Brain Fog Fix #3: Take Steps to Reduce Your Stress
Stress is an everyday part of life, and some degree of anxiety is normal, Dr. Kesari says. However, when stress and anxiety are ongoing rather than occasional, that can lead to mental exhaustion.
Anxiety, in particular, takes up mental energy and makes it difficult to concentrate, especially if you’re experiencing repetitive thoughts.
In a study on anxiety published in the journal Psychophysiology, researchers asked participants to complete memory tasks while undergoing random, mild electric shocks. The anticipation and experience of those shocks caused anxiety, making it difficult to complete even easy memory tasks.
Finding ways to de-stress is essential for brain health, Dr. Kesari notes. Sleep and exercise play a big role for that, and other tactics include deep-breathing exercises, making sure to connect with other people, and getting outside into nature.

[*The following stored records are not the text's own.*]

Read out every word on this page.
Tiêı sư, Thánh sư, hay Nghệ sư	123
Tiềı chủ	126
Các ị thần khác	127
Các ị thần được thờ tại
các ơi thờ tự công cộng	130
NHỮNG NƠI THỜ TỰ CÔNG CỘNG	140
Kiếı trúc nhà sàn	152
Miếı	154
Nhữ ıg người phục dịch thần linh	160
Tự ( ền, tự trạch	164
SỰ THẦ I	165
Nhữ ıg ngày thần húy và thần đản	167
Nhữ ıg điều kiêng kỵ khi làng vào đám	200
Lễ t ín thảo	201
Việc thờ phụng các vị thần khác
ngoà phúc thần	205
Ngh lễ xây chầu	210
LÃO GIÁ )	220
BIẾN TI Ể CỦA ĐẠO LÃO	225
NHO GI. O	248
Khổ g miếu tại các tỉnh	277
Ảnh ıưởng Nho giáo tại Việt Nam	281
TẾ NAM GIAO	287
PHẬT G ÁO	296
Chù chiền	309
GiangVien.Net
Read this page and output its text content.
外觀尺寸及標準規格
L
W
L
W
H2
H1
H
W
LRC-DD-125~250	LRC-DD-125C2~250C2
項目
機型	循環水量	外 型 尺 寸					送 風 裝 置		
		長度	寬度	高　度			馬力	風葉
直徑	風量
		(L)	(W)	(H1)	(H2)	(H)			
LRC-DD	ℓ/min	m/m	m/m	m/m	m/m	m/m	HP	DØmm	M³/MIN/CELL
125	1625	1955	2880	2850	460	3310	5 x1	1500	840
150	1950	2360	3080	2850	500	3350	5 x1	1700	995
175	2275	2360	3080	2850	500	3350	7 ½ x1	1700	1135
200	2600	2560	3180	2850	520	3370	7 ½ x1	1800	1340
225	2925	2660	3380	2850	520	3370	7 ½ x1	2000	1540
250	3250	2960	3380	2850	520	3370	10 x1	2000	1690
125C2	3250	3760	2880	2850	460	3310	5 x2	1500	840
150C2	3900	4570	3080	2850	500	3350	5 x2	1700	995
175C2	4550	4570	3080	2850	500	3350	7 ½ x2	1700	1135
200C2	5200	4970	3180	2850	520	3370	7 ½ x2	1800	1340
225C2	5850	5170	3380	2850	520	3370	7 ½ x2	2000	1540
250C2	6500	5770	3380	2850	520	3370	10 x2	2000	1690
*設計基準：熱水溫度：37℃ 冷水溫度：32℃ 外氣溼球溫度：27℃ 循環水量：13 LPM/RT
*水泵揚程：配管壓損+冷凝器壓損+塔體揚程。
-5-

Brain Fog Fix #4: Check Your Medications
"There are many medications that may come with brain fog as a side effect," Dr. Kesari notes. "That doesn't mean you have to stop treating your condition if you want to lift that fog. Instead, this is a good conversation to have with your doctor."
Some of the most common culprits are:
- Pain medicine
- Sleep aids
Sometimes, brain fog can be caused by the way these drugs might interact with each other.
It’s often possible to switch to another medication that will be just as effective for your condition, without the brain fog as a result. A good first step is to get a medication review by your doctor or pharmacist.
What's key no matter what you suspect is causing your cloudy thinking is to be aware of when, how often, and for how long you feel foggy. That's particularly true if lifestyle changes like getting more physical activity and logging more sleep don't seem to be helping, according to Dr. Sinvani.
“In cases where episodes of brain fog are occurring more frequently or are longer in duration, it’s important to discuss these symptoms with a primary care provider,” Dr. Sinvani says.